Problem
A sales-account-planning prototype had been built by a small team of AWS engineers in a hackathon and then drifted into the hands of real account teams who liked it. By the time I picked it up, it had real users, real data and zero of the production guarantees you need to keep that situation safe.
Specifically: a single environment, SSO patched together, no audit trail of who edited which customer's plan, deploys done from a laptop, no documented restore process.
The asks were clear: get this into production properly without losing the team that uses it daily, and add the features they actually need.
Process
I treated it as a refactor with a deadline, not a rewrite:
- Multi-environment first. Split the deployment into dev, staging and prod with a CDK stack per environment, gated by per-stage approval. Stopped all laptop deploys.

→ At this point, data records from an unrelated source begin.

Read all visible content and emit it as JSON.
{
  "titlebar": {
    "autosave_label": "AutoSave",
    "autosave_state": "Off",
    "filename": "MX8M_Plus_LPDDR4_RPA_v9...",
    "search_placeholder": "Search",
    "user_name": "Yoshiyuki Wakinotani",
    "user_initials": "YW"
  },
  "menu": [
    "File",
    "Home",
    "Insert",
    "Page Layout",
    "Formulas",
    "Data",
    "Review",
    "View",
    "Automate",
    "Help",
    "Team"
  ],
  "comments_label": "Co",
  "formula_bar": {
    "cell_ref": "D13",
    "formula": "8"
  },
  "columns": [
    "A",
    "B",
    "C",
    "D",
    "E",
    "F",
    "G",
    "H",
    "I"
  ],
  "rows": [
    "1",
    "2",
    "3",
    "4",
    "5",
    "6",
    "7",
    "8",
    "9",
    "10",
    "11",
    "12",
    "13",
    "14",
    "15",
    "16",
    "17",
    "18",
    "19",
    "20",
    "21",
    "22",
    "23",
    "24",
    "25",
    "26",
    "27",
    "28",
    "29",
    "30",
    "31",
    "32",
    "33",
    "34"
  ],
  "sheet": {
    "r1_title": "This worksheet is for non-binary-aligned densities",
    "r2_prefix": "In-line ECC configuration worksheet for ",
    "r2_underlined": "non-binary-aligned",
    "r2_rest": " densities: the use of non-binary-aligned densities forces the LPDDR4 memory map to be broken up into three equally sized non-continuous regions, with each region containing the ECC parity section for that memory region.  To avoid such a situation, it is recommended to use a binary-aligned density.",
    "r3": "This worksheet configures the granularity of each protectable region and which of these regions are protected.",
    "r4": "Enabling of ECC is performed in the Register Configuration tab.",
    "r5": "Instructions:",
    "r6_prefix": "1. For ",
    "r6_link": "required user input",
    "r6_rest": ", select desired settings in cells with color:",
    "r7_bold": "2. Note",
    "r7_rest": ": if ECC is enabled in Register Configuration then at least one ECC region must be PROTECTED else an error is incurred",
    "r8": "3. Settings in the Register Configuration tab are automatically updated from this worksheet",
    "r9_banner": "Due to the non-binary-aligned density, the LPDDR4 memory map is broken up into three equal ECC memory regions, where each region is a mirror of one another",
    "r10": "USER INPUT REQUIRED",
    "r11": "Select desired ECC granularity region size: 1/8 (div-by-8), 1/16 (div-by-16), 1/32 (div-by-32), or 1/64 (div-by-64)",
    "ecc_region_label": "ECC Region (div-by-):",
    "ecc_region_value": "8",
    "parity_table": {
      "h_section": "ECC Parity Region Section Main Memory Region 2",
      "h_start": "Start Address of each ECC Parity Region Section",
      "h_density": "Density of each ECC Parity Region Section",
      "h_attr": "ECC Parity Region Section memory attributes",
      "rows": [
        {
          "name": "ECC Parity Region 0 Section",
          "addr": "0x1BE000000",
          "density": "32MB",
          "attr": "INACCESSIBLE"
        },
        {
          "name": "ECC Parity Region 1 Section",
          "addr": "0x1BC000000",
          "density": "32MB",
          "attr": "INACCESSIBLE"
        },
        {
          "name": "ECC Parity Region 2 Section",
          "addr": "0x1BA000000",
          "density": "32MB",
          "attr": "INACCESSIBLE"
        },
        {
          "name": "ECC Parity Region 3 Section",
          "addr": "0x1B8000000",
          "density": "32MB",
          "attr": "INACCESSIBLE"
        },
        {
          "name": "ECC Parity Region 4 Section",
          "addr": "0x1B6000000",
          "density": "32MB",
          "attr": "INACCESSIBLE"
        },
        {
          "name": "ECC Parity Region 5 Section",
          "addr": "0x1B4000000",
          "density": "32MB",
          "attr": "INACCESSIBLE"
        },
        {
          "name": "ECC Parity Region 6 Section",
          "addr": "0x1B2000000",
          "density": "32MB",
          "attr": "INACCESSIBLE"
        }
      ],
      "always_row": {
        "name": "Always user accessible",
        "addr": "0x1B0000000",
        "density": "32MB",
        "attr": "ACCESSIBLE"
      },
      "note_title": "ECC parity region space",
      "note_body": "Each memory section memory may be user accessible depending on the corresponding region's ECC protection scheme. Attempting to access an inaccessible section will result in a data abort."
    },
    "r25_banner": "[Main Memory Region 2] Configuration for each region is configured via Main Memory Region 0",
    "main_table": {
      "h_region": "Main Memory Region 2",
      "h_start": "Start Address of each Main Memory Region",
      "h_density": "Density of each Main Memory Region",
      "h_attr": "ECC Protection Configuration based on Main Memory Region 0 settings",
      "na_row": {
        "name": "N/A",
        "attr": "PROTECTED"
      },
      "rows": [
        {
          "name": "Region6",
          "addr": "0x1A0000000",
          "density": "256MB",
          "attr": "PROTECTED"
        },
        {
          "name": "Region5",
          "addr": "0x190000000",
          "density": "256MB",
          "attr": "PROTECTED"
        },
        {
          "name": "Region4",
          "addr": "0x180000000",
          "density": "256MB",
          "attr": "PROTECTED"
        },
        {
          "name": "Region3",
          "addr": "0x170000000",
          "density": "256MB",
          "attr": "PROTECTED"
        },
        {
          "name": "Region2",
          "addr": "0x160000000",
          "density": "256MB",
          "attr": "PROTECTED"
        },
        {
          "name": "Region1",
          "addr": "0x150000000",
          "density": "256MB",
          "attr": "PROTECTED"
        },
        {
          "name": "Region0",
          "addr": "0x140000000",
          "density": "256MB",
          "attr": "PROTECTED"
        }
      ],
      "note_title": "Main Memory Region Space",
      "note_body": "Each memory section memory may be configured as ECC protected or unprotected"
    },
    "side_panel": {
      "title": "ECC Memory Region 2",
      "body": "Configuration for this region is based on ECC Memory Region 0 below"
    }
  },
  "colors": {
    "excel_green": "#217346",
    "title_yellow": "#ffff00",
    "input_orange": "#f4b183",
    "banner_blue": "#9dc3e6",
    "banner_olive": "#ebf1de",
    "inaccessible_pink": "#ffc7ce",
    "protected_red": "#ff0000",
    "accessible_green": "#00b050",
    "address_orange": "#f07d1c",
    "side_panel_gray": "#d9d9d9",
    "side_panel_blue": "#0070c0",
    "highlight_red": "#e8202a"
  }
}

- SSO done properly. Replaced the patched auth with Cognito federation against the corporate identity provider. Roles and group-based permissions modelled in the app, not the IDP.
- Audit trail. Every plan edit emitted a structured event into a DynamoDB stream, archived to S3 for retention. The UI gained a "history" panel so account managers could see who changed what.
- UX for the hot paths. Worked with three power users to identify the workflows they hit daily. Reduced clicks on the most common path from 9 to 3, fixed the table virtualisation that made large accounts slow, added keyboard shortcuts for the muscle-memory users.
Through every change I kept the existing users informed and shipped behind feature flags so the prototype kept working until each piece was ready.
Outcome
The tool moved into a properly-staged production deployment with SSO, audit, and the operational runbooks the on-call team needs. UX improvements led to noticeable increases in active usage from account teams. The prototype is no longer "prototype that became real" — it's a maintained internal product.
For engineersTechnical Deep DiveExpand
Stack
React + TypeScript (Vite) → S3 + CloudFront
│
▼
API Gateway (HTTP API) + Lambda
│
├─ DynamoDB (single table: PLANS, ACCOUNTS, USERS, AUDIT)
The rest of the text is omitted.